Frankly speaking, I’m not sure how to check whether the code/functions is/are thread safe.
The code that I have been using is attached in the previous post. Can you please take a look at it?

Regards,

Ajay

Danilo · January 4, 2024, 7:16am

Hi,

As I was hinting, your code is not thread safe. You are manipulating global variables inside the functions that Define invokes. I did not look at the details of your code, but I see two rough options:

You do not use global variables
You use DefineSlot

Cheers,
D

ajaydeo · January 5, 2024, 1:06pm

Dear @Danilo

Thank you very much for the suggestions.

I think, I have solved the problem by avoid use of global variables.

However, I still have to check the performance (time-wise) between the conventional and RDataFrame approaches.

Regards,

Ajay

Danilo · January 6, 2024, 6:27pm

Thanks,

Let us know your findings.

Best,
D

ajaydeo · January 11, 2024, 1:53pm

Dear @Danilo,

I am sorting about 10Gb of data stored in the form of Tree.

When I sort the data using standard TChain it takes 04m:58.15s to sort the required histograms.

On the other hand, with RDataFrame it takes only 01m:57.07s for the sorting.

I have to generate several more histograms by repeating the process.

So, I am really very happy that I would be able to do it quickly.

Thank you once again for your help.

Regards,

Ajay

Danilo · January 11, 2024, 2:31pm

Thanks for the report: this is the kind of benefits we are after with RDataFrame and implicit parallelisation of ROOT!

ajaydeo · January 11, 2024, 3:19pm

Hi @Danilo,

I am certainly benefited by RDataFrame. However, there is one thing which I don’t quite understand - The number of cores and the amount of time with multi-threading doesn’t really scale one-to-one. I am sorting the data on a machine with 32 cores. Then shouldn’t the sorting be 32 times faster than when the data is sorted using a single core? While in the present case I gain only by a factor of ~ 2.5 in time.

Is this expected? Or am I missing something?

Ajay

Danilo · January 11, 2024, 3:23pm

Hi,

Reaching perfect scaling is not trivial with any tool, it’s not a specific feature of RDataFrame.

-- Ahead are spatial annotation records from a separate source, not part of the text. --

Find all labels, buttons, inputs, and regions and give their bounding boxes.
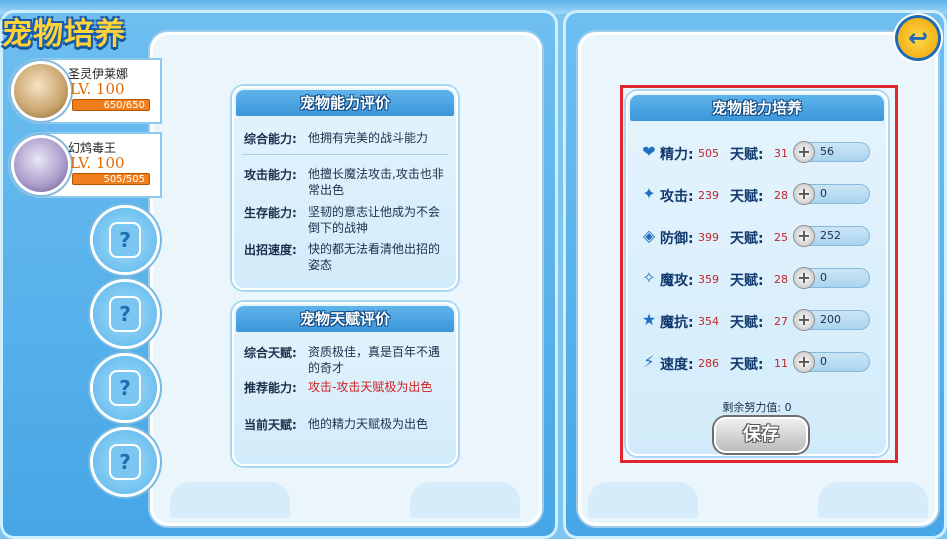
talent-eval-panel: 宠物天赋评价 综合天赋: 资质极佳，真是百年不遇的奇才 推荐能力: 攻击-攻击天… — [232, 302, 458, 466]
eval-value: 坚韧的意志让他成为不会倒下的战神 — [308, 205, 441, 235]
eval-value: 攻击-攻击天赋极为出色 — [308, 380, 433, 394]
highlight-box — [620, 85, 898, 463]
pet-avatar — [14, 64, 68, 118]
eval-label: 出招速度: — [244, 243, 297, 257]
question-mark-icon: ? — [111, 372, 139, 404]
page-title: 宠物培养 — [2, 17, 126, 52]
eval-value: 他拥有完美的战斗能力 — [308, 131, 429, 145]
pet-hp-bar: 650/650 — [72, 99, 150, 111]
empty-pet-slot[interactable]: ? — [93, 208, 157, 272]
pet-level: LV. 100 — [70, 80, 125, 98]
cloud-decoration — [818, 482, 928, 518]
ability-eval-panel: 宠物能力评价 综合能力: 他拥有完美的战斗能力 攻击能力: 他擅长魔法攻击,攻击… — [232, 86, 458, 290]
cloud-decoration — [410, 482, 520, 518]
back-arrow-icon[interactable]: ↩ — [898, 18, 938, 58]
divider — [242, 154, 448, 155]
eval-value: 快的都无法看清他出招的姿态 — [308, 242, 441, 272]
eval-label: 生存能力: — [244, 206, 297, 220]
cloud-decoration — [170, 482, 290, 518]
eval-label: 推荐能力: — [244, 381, 297, 395]
eval-label: 当前天赋: — [244, 418, 297, 432]
ability-eval-title: 宠物能力评价 — [236, 90, 454, 116]
pet-card[interactable]: 幻鸩毒王 LV. 100 505/505 — [10, 134, 160, 196]
eval-value: 资质极佳，真是百年不遇的奇才 — [308, 345, 441, 375]
eval-value: 他擅长魔法攻击,攻击也非常出色 — [308, 167, 444, 197]
eval-label: 综合能力: — [244, 132, 297, 146]
talent-eval-title: 宠物天赋评价 — [236, 306, 454, 332]
pet-hp-bar: 505/505 — [72, 173, 150, 185]
eval-label: 综合天赋: — [244, 346, 297, 360]
question-mark-icon: ? — [111, 298, 139, 330]
question-mark-icon: ? — [111, 446, 139, 478]
pet-avatar — [14, 138, 68, 192]
eval-value: 他的精力天赋极为出色 — [308, 417, 429, 431]
pet-card[interactable]: 圣灵伊莱娜 LV. 100 650/650 — [10, 60, 160, 122]
cloud-decoration — [588, 482, 698, 518]
question-mark-icon: ? — [111, 224, 139, 256]
empty-pet-slot[interactable]: ? — [93, 282, 157, 346]
pet-level: LV. 100 — [70, 154, 125, 172]
empty-pet-slot[interactable]: ? — [93, 430, 157, 494]
empty-pet-slot[interactable]: ? — [93, 356, 157, 420]
eval-label: 攻击能力: — [244, 168, 297, 182]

There are many factors which enter the game, for example:

Total possible throughput from storage on the actual machine (or from network in case of remote reads)
Physical and logical cores, fat and thin cores
Number of files and granularity of files (i.e. number of clusters)
CPU throttling when using 1 core or all cores
Architecture of the CPU, including (shared) L2 and L3 caches
Parallelisable portion of the program, i.e. Amdhal’s law.

Cheers,
Danilo

ajaydeo · January 11, 2024, 3:28pm

Hi @Danilo

Thanks for the quick reply. So, the amount of time which I gain from the implicit parallelisation of ROOT is satisfactory from your experience, right?

Ajay

Danilo · January 11, 2024, 3:29pm

Hi,

It really depends on many factors as we said, but it’s a start, no?

Cheers,
D

ajaydeo · January 11, 2024, 3:35pm

Yes @Danilo, indeed it’s a good start!

I shall also try to copy the data to SSD to check if I gain in time.

system · January 25, 2024, 3:36pm

This topic was automatically closed 14 days after the last reply. New replies are no longer allowed.